La guerre froide s'invite

Contexte : pleine Guerre froide. Les Américains flipent. Les Soviétiques ont une super-eau secrète ? Le Pentagone finance à fond pour combler l'écart "polywater".

En 1969, un physicien, Frank Donahoe, alerte dans Nature :

"Ce polymère est le matériau le plus dangereux de la Terre. Traitez-le comme un virus mortel jusqu'à preuve du contraire."

Peur scientifique + paranoïa + buzz = tempête parfaite.

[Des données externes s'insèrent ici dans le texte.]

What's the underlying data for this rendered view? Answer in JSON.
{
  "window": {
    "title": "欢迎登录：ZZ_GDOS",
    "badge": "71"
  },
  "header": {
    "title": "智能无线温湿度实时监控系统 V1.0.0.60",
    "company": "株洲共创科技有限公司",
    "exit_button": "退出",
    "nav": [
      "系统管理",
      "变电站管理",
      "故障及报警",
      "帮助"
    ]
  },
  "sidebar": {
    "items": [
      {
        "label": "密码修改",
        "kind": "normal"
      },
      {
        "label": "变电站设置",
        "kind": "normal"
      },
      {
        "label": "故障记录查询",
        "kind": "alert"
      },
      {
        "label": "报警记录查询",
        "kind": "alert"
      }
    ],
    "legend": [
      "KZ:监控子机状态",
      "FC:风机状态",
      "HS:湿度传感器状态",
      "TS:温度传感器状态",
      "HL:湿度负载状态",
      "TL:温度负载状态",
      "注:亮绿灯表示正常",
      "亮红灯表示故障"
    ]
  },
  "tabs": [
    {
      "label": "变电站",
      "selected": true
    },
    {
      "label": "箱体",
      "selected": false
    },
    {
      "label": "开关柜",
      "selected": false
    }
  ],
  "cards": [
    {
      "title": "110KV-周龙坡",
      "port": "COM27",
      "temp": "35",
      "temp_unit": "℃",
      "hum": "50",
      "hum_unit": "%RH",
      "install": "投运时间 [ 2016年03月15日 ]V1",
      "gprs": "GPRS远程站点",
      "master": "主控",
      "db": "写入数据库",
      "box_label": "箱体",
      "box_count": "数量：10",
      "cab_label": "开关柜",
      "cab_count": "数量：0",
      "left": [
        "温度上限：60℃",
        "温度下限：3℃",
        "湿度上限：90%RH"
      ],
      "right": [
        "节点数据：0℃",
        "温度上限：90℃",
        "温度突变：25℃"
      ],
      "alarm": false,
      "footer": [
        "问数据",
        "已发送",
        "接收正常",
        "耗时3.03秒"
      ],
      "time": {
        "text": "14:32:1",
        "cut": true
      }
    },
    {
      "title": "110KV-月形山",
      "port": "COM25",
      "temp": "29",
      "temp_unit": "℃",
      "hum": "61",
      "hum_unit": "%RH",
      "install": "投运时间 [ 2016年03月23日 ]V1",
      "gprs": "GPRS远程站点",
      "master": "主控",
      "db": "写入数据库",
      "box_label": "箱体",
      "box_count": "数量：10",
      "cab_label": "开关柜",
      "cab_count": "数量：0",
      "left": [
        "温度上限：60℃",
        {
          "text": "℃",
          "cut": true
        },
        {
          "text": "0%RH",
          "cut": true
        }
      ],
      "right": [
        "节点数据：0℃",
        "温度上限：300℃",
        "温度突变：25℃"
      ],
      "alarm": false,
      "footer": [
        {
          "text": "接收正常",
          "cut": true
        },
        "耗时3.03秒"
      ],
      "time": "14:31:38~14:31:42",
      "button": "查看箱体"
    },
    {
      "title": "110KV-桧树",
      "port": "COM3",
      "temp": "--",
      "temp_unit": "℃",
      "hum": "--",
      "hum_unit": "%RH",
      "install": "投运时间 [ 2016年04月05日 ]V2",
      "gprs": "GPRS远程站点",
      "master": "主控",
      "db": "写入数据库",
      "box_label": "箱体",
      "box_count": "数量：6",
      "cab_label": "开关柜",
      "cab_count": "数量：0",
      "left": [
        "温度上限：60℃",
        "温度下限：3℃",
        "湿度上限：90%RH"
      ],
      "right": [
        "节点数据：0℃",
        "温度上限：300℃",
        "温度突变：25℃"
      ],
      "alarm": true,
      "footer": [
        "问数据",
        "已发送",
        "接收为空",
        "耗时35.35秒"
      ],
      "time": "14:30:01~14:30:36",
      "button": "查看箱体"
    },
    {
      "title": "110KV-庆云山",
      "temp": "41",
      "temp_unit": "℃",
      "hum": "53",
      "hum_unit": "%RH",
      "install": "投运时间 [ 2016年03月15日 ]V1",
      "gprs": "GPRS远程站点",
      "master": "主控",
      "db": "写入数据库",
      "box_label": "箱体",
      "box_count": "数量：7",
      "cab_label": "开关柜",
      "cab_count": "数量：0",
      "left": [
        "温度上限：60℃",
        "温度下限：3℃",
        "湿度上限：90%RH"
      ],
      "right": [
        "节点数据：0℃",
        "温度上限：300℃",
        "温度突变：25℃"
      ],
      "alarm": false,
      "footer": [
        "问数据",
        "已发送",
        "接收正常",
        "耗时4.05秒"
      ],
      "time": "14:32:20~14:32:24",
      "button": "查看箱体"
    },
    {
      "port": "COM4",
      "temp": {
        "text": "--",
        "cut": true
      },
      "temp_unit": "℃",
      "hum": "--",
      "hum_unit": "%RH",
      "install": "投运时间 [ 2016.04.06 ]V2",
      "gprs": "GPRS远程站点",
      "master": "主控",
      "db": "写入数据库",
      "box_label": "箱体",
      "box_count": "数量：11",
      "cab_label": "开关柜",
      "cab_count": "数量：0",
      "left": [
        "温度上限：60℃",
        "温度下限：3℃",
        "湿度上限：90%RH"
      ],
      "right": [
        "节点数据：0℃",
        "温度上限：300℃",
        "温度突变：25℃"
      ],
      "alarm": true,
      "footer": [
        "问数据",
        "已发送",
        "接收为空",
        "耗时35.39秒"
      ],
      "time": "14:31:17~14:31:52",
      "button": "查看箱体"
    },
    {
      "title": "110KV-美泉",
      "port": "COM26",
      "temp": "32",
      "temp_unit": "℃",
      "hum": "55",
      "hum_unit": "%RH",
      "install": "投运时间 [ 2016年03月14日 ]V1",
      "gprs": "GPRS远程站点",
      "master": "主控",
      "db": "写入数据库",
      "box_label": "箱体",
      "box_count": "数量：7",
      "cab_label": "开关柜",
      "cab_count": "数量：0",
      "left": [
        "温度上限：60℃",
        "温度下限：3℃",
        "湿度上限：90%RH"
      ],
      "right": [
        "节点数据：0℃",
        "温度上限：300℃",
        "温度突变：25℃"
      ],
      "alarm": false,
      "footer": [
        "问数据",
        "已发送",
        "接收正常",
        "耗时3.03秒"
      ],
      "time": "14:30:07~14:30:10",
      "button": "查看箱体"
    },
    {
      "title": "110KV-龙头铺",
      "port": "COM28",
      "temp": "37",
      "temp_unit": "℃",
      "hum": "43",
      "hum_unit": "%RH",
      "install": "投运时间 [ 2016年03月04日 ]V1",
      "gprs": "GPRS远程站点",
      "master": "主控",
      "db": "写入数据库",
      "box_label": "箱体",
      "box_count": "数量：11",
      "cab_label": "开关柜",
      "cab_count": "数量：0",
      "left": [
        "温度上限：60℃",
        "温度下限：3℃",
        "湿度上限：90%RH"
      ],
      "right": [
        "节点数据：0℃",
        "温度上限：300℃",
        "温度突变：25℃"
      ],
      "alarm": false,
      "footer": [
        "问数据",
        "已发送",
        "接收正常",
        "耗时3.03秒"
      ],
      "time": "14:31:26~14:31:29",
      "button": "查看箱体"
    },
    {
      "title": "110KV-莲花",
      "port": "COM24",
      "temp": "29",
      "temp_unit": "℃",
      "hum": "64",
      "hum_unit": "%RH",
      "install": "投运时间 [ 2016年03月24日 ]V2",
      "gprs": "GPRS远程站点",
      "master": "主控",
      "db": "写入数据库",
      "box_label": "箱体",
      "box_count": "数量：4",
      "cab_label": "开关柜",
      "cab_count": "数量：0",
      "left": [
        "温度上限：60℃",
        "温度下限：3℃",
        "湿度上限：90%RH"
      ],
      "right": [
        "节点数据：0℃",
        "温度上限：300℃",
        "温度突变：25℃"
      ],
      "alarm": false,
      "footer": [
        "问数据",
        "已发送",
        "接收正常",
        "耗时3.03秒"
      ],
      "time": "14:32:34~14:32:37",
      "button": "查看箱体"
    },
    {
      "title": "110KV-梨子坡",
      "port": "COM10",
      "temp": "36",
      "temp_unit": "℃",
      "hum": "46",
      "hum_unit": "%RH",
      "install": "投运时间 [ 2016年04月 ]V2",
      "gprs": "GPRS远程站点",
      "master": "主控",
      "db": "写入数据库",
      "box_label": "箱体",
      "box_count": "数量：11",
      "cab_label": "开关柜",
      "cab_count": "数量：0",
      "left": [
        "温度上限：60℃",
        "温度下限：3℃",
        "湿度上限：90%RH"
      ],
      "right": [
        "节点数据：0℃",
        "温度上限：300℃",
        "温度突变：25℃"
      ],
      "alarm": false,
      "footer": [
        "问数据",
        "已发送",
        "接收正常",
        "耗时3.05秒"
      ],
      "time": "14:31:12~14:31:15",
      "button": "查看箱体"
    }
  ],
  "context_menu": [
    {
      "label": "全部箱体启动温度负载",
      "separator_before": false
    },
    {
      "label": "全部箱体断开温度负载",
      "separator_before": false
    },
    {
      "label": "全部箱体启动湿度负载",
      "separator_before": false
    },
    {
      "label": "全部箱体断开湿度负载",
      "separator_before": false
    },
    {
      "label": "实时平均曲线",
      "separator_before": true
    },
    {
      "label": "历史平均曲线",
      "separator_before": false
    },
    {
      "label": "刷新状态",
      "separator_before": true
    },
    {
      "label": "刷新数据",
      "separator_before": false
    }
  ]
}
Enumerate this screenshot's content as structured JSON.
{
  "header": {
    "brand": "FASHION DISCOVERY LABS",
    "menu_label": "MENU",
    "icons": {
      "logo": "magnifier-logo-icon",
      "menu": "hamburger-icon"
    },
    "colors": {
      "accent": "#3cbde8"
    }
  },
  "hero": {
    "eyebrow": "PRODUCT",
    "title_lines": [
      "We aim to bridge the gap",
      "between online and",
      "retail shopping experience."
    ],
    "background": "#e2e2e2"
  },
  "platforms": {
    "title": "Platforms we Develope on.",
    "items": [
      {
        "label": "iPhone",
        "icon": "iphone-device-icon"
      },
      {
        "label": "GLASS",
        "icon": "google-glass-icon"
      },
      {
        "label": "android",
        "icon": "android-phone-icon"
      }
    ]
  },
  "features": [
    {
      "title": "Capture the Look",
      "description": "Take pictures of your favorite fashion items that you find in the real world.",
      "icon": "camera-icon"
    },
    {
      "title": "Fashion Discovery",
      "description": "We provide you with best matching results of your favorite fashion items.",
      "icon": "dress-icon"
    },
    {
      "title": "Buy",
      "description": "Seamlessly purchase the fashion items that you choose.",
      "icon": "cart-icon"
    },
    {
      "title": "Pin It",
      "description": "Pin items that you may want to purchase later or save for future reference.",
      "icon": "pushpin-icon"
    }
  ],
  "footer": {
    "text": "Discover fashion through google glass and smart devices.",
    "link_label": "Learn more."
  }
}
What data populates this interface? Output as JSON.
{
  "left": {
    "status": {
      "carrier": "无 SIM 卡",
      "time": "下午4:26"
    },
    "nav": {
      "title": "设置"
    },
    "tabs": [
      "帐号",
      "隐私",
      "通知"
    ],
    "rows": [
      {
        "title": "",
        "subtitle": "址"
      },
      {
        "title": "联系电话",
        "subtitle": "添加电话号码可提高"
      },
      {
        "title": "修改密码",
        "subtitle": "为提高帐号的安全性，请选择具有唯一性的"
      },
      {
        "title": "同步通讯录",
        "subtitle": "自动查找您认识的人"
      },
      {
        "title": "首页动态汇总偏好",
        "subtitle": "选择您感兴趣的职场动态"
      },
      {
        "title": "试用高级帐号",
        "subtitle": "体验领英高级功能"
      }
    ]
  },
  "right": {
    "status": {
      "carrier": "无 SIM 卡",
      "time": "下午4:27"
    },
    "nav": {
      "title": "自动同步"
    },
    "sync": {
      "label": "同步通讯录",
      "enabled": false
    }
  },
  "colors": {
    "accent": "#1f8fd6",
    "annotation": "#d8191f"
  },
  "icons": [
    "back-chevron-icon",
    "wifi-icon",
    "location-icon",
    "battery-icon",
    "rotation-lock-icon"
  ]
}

Le héros qui démystifie tout

Pendant que tout le monde s'affole, Dennis Rousseau, 29 ans, chercheur chez Bell Labs, doute. Il analyse les échantillons.

Verdict : de l'eau + sueur humaine. Sodium, potassium, carbone, chlore. Rien de magique. Juste des traces de transpiration.

En 1971, Science publie ses résultats. Le polywater s'évapore d'un coup.

La leçon cachée

L'erreur n'est pas le problème. C'est sa vitesse de contagion. On appelle ça la science pathologique. Quand l'envie de croire prime sur les preuves. La compétition internationale rend aveugle.

Autres cas : les rayons N (inventés de toutes pièces) ou la fusion froide (rêve des années 1980, contredit par la physique).

Même les cracks peuvent dérailler en groupe. Le biais de confirmation nous guette tous.

Et la morale ?

Le scandale du polywater prouve : le scepticisme sain protège. En science comme ailleurs.

Devant une découverte miracle qui fait le tour du web, posez-vous la question : on a vraiment vérifié ? Ou c'est juste l'euphorie collective ?

Rousseau a gagné en demandant l'essentiel : "C'est quoi, au juste, dedans ?" Une question simple qui sauve des carrières. Et le monde.